Almost 100 years ago, my great-grandparents immigrated to America from Sicily, across the ocean and through Ellis Island. My great-grandmother brought cookie recipes with her that, over three generations now, my family has baked and loved during holiday seasons. For the 4th of July, I made her recipe for Italian wine biscuits: a soft, almond-flavored cookie, glazed in sugar and adorned in red, white, and blue.
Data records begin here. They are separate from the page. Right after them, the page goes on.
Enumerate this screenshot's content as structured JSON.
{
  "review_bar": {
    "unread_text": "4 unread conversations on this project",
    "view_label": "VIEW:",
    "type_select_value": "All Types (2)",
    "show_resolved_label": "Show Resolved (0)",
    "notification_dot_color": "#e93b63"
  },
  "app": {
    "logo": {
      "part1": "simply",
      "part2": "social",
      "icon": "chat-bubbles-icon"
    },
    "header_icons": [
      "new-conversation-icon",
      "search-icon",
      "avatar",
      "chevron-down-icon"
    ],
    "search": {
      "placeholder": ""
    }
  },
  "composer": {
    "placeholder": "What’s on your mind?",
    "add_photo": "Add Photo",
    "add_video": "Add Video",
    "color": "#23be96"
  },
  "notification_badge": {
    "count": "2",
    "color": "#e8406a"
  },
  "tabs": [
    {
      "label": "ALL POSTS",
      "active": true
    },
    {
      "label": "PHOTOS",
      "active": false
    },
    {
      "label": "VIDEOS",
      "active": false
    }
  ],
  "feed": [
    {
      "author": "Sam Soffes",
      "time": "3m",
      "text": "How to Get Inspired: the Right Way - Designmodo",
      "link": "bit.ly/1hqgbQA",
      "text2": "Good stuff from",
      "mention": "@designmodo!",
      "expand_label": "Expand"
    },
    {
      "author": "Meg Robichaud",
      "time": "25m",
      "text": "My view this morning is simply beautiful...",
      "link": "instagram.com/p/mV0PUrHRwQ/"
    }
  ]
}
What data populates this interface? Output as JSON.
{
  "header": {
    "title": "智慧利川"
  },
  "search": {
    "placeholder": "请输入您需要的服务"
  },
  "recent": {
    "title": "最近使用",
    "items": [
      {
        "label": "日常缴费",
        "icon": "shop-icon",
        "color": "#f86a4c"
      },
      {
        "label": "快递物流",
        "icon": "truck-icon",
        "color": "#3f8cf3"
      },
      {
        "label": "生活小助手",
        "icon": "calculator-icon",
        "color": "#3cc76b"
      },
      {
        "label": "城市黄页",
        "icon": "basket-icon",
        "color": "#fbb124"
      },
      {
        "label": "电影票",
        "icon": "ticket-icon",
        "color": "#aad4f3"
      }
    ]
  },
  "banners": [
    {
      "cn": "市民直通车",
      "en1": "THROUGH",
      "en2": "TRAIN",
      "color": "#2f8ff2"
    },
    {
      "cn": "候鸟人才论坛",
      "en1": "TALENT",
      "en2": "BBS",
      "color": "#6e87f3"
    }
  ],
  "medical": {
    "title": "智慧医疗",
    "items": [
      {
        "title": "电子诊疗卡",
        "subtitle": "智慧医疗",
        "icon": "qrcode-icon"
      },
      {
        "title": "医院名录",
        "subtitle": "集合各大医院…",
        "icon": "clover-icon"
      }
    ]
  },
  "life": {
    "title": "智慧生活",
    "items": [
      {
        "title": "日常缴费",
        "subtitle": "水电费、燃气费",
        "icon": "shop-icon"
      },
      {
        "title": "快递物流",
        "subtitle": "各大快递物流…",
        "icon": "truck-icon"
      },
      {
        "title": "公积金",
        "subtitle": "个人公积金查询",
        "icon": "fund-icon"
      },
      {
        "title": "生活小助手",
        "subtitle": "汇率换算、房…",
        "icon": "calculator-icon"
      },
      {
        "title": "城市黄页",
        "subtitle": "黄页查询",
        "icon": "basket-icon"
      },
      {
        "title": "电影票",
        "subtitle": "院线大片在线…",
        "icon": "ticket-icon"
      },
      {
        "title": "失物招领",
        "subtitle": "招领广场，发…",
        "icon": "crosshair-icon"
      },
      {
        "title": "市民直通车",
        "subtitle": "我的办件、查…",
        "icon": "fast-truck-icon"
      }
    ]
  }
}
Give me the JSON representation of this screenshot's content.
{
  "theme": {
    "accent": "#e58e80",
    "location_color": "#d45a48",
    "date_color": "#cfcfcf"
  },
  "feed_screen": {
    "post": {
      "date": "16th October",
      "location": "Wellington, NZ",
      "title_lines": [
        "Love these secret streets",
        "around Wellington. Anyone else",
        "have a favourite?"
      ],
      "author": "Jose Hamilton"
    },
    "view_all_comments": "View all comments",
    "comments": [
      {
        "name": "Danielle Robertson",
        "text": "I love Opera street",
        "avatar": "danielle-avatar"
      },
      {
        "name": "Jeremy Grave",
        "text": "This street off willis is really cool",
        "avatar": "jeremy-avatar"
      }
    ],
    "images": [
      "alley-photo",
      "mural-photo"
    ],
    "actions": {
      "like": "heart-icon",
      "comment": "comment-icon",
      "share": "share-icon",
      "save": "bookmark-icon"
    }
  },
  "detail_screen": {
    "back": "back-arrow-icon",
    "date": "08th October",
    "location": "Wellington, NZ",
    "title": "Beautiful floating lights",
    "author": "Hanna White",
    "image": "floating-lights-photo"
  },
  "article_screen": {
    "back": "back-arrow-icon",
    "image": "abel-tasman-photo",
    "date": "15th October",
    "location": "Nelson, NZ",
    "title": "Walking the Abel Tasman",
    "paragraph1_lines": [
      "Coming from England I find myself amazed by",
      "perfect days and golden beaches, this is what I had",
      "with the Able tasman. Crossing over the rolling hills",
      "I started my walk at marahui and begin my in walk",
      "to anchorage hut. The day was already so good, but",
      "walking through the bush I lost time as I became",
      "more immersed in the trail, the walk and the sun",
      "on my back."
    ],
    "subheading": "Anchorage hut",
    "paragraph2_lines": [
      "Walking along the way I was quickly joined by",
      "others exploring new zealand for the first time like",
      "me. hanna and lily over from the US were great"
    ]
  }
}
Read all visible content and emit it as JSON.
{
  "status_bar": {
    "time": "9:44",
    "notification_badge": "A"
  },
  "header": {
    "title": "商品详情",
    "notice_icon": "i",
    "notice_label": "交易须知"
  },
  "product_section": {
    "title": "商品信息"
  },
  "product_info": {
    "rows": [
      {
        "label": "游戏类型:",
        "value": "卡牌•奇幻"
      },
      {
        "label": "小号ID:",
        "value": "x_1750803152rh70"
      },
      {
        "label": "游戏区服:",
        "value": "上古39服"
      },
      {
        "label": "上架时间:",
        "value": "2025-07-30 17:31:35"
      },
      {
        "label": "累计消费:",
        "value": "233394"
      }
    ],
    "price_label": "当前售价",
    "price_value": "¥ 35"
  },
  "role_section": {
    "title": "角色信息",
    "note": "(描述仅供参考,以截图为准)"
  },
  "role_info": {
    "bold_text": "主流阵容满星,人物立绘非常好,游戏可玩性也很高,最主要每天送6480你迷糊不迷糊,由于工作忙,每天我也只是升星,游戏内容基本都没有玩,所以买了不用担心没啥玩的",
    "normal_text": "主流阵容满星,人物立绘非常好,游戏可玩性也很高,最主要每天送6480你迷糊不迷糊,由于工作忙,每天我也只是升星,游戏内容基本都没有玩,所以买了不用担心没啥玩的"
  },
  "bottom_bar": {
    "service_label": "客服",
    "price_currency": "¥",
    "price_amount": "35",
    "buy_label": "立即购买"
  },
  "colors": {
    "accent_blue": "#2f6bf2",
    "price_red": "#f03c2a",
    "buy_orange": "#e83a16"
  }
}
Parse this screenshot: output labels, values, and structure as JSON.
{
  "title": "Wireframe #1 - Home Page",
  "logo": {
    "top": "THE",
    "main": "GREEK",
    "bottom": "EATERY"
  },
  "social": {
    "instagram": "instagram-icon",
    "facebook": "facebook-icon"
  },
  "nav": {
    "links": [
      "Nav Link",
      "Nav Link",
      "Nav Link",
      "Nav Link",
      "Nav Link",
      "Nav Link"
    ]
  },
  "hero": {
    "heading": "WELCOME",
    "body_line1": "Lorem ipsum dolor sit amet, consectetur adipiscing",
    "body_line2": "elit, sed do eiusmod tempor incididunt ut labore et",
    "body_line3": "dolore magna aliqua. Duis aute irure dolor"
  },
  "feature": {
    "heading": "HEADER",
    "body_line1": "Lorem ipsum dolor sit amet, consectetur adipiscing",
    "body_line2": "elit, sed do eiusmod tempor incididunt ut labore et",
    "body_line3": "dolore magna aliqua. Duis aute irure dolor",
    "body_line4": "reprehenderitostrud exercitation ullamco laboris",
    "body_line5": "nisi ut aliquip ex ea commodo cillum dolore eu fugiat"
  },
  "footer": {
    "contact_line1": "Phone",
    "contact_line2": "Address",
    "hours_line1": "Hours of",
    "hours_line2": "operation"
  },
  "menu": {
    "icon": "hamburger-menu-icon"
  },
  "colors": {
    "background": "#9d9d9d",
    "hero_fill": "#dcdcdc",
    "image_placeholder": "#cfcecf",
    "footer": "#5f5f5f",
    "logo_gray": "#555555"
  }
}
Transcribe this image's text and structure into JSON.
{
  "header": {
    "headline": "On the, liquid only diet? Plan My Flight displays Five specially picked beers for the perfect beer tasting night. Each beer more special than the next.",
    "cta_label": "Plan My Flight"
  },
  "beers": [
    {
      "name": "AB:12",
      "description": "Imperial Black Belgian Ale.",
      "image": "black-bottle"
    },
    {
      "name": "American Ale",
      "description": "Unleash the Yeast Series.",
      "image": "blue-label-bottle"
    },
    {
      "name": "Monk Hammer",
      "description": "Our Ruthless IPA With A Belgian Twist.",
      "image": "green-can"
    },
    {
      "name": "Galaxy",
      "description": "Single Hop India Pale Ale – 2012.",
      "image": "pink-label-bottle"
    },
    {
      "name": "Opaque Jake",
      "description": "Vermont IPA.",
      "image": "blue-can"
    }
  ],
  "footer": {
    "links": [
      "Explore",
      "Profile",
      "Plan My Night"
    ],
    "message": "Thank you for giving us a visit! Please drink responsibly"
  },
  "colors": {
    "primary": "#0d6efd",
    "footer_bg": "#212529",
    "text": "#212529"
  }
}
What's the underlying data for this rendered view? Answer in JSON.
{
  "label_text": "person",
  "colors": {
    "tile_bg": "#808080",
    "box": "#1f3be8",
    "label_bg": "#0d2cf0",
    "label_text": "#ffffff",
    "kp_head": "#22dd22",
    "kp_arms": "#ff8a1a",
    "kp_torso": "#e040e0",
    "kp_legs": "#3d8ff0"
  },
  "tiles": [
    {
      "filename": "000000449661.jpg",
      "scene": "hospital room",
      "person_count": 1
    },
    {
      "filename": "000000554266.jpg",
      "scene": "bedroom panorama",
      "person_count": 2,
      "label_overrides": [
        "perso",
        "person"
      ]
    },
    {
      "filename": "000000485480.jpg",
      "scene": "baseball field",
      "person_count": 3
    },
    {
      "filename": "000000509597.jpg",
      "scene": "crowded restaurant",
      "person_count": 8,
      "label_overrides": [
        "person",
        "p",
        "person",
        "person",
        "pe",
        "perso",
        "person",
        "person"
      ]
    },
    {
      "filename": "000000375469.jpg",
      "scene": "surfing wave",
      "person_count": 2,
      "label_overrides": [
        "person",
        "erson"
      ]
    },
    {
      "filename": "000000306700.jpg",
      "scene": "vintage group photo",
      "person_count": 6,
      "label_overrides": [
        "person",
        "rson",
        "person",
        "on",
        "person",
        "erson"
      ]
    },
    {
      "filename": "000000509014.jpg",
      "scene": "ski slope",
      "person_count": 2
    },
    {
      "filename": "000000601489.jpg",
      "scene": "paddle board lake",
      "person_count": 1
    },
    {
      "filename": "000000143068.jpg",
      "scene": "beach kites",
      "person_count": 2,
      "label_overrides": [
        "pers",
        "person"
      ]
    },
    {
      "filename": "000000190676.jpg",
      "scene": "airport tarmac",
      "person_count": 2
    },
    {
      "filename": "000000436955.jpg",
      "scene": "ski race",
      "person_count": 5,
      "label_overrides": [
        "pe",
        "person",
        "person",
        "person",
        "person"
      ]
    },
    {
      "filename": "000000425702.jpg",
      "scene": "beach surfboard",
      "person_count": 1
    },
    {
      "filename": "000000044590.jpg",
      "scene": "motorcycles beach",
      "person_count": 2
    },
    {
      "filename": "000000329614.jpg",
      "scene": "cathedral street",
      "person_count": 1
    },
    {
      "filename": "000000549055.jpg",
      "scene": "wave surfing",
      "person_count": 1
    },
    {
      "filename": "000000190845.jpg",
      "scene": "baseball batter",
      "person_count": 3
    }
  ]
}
While July 4th often conjures images of baseball and apple pie, this recipe and its story aren't too far removed. My great-grandfather loved watching baseball, a true-blue Pittsburgh Pirates fan. And although America's history of immigration is much too fraught a discussion for a cooking blog, I still like to dream of an America defined amelioratively by comings, goings, and all of the traditions sowed in between.
The only song I could possibly pair with a 4th-of-July treat is Simon & Garfunkel's "America," one of my all-time favorite songs to listen to as I drive north on the New Jersey Turnpike, with signs for New York City coming into view.
Cookie dough:
**This recipe makes a LOT of cookies! Sometimes I'll try to reduce it to a third, but for my great-grandmother, I'm keeping it in its original form here. But be warned--you'll need a lot of counter and/or table space!
--12 c. flour
--1 1/4 c. vegetable shortening
--1 pint whole milk (you really need the richness of the whole milk!)
--4 1/2 c. granulated sugar
--3 eggs
--3 tsp. baking powder
--2 tsp. vanilla extract
--2 tsp. almond extract
Preheat oven to 375 degrees F.
In a (very large) bowl, cream together sugar and shortening. Add eggs, milk, vanilla, and almond extract. In a separate (very large) bowl, sift flour and baking powder. Slowly add, a bit at a time, to wet mixture until combined and a pliable dough has formed.
*If you're dying any of the dough, separate it and knead in your food dye color of choice. At Christmastime, my family makes both red and green batches, for "candy cane"-style braids.
Now, you're going to braid the cookie dough. You'll need three small balls of dough for each braid, approximate one large ice cream scoop of dough. Roll into a long and thin dough log, and repeat with the two other balls. Lay them next to one another horizontally and press together at the top. Now carefully braid them together and press together at the bottom of the braid to attach them. Using a small knife, cut the braid into 2" pieces and arrange on a parchment-lined baking sheet. Repeat until all dough has been used. (Instead of braiding, you could also form the dough logs into shapes or designs of your choice.)
Bake for 10 minutes and remove promptly. (*Note: If these have any golden coloring on top, they're overcooked!) I usually place mine on sheets of foil when they're cool in preparation for the sugar glazing.
Sugar glaze:
--1/2 c. water
--1 c. granulated sugar
--1/4 c. confectioner's sugar
In a small saucepan, boil the water and granulated sugar until thready (approximately 5-7 minutes). Remove from heat and rapidly whisk in the confectioner's sugar until completely dissolved. Using a pastry brush, lightly glaze each cookie. If so desired, add sprinkles immediately after glazing.